🤖 AI Summary
While existing view synthesis Transformers demonstrate strong performance, their computational scaling behavior remains poorly understood. This work systematically investigates their scaling laws and proposes design principles for computationally optimal novel view synthesis models. Through a Transformer-based encoder-decoder architecture (SVSM), comprehensive scaling analysis, and fair training comparisons across varying computational budgets, we demonstrate that a well-designed encoder-decoder structure can achieve computational optimality—challenging the prevailing assumption of its inefficiency. Experiments show that SVSM consistently outperforms prior state-of-the-art methods across multiple compute scales, establishing a superior performance-computation Pareto frontier on real-world novel view synthesis benchmarks while significantly reducing training costs.
📝 Abstract
Geometry-free view synthesis transformers have recently achieved state-of-the-art performance in Novel View Synthesis (NVS), outperforming traditional approaches that rely on explicit geometry modeling.

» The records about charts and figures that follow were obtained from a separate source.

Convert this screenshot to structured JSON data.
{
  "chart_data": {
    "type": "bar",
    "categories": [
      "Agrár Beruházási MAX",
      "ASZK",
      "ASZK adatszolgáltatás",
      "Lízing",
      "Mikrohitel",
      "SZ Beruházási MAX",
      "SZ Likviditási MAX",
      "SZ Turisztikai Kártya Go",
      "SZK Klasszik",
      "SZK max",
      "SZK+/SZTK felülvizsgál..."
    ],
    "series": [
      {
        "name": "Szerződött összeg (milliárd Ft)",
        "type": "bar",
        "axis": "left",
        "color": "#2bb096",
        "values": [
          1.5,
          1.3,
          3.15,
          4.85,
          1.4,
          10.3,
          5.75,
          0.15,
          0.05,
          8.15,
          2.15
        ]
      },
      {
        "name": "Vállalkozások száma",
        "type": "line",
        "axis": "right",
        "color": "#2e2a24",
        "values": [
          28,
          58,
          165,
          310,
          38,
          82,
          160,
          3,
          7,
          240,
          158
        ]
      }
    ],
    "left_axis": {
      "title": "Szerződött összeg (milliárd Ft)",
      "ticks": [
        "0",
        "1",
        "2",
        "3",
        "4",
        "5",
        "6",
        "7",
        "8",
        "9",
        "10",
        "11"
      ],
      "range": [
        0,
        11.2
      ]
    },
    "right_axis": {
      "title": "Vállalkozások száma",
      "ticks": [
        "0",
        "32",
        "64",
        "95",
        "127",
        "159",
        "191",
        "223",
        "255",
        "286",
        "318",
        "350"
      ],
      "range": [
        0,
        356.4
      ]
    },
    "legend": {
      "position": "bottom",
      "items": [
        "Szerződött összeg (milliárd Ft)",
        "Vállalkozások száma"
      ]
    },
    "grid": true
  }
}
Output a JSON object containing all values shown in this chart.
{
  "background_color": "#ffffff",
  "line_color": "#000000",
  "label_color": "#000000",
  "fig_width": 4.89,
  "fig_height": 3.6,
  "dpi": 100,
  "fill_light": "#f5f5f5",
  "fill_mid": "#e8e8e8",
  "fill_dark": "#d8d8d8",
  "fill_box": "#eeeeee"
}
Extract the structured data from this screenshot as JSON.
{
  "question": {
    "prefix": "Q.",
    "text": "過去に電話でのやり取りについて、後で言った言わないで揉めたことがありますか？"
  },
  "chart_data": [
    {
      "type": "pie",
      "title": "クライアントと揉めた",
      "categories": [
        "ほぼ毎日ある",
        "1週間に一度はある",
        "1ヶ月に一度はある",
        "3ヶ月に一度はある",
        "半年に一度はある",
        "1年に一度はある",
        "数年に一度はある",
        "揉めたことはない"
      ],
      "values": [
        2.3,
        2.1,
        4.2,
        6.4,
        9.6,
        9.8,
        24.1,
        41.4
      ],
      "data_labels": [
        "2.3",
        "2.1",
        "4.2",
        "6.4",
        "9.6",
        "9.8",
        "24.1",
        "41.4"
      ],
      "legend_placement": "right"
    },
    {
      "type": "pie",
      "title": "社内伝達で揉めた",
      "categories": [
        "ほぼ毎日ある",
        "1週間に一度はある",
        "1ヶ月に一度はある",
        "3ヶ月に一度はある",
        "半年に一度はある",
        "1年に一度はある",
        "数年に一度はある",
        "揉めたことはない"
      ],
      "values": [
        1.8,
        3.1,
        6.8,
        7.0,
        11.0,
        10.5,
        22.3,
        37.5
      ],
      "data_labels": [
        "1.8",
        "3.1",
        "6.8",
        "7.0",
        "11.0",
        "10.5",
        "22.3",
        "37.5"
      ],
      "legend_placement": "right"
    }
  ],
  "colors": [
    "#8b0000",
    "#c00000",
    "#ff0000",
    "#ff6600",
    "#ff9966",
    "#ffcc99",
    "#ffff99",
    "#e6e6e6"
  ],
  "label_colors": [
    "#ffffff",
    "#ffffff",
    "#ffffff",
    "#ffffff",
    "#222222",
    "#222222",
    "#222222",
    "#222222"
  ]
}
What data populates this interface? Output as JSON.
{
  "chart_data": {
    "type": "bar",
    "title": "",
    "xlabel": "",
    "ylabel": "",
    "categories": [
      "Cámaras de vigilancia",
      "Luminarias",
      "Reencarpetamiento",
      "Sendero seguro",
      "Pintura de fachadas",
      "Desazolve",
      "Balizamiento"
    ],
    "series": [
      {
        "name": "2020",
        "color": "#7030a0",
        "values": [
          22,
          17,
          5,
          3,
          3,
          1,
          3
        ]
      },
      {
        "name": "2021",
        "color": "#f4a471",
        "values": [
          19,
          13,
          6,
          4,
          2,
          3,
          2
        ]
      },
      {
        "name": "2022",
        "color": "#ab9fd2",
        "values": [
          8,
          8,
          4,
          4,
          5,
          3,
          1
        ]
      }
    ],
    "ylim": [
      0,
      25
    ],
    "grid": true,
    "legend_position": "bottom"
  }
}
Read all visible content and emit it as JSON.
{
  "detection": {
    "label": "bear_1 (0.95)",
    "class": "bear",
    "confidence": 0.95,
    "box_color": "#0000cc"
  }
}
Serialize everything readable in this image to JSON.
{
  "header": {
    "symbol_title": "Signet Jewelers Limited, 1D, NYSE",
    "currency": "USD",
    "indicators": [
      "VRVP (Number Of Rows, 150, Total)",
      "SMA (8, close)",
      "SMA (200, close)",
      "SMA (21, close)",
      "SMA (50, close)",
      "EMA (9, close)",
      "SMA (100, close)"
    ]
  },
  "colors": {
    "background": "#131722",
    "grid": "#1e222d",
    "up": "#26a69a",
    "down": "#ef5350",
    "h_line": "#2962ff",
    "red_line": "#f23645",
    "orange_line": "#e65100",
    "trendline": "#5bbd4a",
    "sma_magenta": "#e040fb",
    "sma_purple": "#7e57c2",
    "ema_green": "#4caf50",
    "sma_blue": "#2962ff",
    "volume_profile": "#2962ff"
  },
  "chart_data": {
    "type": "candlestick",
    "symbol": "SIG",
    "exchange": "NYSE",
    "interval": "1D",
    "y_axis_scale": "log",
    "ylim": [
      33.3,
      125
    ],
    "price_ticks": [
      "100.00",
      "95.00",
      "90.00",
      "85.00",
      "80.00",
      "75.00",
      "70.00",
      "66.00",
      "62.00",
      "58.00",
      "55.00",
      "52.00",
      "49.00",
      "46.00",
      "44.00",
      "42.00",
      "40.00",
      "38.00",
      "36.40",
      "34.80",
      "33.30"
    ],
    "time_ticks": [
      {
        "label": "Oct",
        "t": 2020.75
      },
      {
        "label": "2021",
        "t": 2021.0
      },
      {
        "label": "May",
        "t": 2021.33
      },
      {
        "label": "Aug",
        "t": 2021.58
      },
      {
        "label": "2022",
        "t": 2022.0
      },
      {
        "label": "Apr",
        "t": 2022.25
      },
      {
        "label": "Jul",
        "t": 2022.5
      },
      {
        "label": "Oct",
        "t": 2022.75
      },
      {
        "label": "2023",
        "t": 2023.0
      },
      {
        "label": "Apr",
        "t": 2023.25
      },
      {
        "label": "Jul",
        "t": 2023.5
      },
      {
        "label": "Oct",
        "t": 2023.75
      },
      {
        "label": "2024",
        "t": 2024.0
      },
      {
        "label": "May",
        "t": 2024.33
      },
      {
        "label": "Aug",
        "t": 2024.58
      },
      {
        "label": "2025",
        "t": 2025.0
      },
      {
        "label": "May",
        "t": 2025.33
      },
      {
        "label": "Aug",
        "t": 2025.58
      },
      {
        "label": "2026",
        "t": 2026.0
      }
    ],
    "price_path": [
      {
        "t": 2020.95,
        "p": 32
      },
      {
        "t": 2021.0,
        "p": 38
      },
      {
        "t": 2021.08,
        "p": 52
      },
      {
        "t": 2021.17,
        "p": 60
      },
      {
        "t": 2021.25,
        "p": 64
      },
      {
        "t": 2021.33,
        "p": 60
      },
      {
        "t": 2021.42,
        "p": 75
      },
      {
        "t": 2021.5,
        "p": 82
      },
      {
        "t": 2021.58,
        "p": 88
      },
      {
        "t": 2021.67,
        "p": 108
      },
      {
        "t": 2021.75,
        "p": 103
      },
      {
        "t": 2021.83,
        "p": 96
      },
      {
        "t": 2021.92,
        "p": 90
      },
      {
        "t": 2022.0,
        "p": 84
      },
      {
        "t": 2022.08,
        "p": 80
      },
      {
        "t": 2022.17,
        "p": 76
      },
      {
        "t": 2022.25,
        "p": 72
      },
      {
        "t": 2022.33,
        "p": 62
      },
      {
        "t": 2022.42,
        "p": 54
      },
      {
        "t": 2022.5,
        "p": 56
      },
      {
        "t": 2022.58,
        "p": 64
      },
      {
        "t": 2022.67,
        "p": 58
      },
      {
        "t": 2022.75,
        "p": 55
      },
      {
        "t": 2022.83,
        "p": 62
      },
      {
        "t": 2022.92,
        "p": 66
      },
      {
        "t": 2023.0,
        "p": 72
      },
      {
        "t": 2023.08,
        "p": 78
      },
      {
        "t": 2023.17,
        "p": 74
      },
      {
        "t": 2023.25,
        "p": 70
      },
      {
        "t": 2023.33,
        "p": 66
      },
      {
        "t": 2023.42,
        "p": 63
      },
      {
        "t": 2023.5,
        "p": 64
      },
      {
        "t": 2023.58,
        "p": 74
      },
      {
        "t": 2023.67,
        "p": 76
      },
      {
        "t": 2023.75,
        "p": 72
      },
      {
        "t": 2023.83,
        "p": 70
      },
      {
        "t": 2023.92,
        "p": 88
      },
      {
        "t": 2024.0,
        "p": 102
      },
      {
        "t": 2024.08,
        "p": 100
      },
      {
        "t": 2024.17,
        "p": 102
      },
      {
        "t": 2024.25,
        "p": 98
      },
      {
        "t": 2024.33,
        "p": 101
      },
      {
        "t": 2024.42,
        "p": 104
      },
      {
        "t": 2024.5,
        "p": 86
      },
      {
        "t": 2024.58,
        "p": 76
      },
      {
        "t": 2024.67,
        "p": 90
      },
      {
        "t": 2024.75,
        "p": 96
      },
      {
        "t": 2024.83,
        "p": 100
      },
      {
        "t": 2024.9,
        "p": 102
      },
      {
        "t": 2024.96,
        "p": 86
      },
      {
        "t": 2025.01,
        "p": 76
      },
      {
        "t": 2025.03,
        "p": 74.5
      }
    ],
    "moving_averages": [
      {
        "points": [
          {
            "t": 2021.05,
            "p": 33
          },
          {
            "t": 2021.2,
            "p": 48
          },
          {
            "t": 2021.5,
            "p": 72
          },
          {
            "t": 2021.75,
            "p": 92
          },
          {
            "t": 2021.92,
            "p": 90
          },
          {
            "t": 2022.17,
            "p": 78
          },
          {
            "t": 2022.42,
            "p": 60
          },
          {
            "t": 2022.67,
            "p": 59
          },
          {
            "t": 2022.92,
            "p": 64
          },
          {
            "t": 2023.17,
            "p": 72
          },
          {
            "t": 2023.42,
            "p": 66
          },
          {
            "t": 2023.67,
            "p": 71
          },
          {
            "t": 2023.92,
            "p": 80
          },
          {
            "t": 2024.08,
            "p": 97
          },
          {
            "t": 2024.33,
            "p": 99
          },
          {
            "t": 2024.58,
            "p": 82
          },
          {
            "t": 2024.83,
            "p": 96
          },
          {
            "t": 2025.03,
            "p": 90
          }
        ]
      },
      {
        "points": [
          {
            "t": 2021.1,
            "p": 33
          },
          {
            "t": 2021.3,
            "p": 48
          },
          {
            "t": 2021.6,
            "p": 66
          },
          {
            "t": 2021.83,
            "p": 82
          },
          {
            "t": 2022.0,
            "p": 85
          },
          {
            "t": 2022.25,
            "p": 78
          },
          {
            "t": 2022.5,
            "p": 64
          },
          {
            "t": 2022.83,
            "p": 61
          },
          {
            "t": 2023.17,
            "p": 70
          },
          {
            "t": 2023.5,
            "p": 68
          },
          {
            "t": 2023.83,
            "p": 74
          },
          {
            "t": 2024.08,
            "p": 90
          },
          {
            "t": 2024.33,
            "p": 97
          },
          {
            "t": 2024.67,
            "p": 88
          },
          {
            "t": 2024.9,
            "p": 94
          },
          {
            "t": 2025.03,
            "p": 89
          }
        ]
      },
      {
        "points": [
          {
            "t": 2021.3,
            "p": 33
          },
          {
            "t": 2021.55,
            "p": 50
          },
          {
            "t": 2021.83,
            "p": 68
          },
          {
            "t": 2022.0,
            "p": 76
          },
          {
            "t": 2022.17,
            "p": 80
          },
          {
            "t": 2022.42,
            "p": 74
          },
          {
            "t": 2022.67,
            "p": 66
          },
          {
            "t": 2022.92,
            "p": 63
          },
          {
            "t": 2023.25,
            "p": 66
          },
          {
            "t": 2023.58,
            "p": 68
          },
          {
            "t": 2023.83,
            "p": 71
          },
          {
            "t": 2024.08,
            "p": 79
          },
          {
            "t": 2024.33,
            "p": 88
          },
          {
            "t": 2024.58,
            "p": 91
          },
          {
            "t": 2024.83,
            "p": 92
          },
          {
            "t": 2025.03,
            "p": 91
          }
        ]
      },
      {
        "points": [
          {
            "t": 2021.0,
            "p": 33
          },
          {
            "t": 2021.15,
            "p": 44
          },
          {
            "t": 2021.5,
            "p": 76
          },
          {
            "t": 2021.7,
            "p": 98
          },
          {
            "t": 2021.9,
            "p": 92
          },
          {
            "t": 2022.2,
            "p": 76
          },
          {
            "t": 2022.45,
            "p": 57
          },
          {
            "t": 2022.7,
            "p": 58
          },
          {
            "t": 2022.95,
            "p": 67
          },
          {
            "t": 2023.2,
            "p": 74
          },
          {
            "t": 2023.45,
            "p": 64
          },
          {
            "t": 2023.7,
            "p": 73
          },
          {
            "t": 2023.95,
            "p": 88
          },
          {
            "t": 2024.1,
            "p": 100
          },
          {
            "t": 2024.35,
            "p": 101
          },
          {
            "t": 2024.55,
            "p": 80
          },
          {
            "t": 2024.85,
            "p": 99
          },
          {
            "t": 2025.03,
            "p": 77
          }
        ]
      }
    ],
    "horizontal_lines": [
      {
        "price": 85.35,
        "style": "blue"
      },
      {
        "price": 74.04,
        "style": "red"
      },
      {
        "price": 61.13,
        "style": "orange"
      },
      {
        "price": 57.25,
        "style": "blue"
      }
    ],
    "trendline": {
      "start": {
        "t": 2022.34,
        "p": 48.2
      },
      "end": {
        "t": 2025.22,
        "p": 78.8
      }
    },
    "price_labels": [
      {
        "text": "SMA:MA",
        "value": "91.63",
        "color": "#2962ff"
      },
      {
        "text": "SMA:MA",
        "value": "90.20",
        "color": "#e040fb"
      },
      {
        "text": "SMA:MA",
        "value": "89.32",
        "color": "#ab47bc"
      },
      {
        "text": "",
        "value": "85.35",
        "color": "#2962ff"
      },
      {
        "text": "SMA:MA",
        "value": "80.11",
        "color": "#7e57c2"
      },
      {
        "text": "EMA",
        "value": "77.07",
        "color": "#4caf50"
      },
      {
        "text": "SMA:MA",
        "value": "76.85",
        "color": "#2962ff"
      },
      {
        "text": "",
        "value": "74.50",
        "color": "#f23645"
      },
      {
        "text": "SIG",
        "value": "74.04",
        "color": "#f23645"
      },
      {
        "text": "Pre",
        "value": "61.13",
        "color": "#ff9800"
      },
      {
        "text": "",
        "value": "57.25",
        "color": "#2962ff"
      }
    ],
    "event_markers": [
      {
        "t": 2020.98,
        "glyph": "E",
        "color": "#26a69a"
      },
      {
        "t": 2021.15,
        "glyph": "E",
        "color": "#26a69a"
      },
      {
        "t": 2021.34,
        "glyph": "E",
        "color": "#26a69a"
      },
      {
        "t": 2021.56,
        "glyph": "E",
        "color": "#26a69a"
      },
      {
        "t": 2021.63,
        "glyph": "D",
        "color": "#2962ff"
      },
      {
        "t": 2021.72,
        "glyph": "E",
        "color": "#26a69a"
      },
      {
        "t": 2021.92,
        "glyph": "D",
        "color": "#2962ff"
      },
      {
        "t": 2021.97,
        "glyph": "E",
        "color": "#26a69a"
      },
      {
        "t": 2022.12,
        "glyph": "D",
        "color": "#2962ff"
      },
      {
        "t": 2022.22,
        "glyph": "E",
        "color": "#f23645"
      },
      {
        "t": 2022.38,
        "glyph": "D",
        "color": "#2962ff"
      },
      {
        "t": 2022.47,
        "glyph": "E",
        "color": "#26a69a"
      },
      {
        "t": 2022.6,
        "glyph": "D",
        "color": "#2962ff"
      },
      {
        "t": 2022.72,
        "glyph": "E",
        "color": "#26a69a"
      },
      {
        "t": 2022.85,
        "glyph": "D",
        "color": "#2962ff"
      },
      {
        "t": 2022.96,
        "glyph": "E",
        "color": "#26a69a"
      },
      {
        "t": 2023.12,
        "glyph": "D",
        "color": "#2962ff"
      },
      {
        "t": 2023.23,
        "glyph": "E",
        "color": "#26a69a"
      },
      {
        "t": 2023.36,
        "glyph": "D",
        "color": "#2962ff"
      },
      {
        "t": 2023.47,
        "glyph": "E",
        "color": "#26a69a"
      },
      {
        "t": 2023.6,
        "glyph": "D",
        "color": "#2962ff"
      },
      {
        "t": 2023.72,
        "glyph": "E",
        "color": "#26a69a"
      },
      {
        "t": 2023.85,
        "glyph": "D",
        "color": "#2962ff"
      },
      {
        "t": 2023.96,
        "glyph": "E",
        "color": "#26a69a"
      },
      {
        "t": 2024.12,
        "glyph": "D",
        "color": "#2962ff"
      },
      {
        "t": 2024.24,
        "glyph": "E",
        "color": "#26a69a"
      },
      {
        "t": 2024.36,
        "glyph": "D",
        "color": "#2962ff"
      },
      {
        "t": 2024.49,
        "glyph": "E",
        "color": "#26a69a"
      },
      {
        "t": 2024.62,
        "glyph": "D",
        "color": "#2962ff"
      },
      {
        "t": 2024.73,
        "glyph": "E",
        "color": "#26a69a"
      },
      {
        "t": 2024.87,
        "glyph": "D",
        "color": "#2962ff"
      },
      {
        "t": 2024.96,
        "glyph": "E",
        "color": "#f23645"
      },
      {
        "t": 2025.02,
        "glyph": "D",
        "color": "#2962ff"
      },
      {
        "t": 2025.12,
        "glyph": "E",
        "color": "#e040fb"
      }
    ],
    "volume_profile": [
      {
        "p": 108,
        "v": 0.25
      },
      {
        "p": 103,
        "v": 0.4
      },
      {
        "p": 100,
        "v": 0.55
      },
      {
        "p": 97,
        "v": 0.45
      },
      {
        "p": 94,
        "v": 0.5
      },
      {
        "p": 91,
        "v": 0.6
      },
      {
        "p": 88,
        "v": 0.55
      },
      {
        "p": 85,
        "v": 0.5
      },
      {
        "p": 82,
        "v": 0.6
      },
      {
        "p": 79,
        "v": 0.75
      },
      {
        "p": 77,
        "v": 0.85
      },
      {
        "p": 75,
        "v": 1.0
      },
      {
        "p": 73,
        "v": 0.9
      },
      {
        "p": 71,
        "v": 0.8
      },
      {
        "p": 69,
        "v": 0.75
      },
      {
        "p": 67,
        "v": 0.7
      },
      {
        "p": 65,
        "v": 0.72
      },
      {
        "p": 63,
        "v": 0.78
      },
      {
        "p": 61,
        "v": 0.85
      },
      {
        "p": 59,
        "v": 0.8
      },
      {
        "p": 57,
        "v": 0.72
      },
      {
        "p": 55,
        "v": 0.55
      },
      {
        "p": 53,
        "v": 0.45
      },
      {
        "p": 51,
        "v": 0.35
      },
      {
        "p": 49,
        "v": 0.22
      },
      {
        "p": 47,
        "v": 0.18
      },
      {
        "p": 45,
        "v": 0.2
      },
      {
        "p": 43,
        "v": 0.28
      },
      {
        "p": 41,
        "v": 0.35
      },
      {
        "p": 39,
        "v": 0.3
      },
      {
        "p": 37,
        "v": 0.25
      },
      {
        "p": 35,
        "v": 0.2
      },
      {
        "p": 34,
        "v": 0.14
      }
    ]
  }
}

Yet the factors governing their scaling with compute remain unclear. We present a systematic study of scaling laws for view synthesis transformers and derive design principles for training compute-optimal NVS models. Contrary to prior findings, we show that encoder-decoder architectures can be compute-optimal; we trace earlier negative results to suboptimal architectural choices and comparisons across unequal training compute budgets. Across several compute levels, we demonstrate that our encoder-decoder architecture, which we call the Scalable View Synthesis Model (SVSM), scales as effectively as decoder-only models, achieves a superior performance-compute Pareto frontier, and surpasses the previous state-of-the-art on real-world NVS benchmarks with substantially reduced training compute.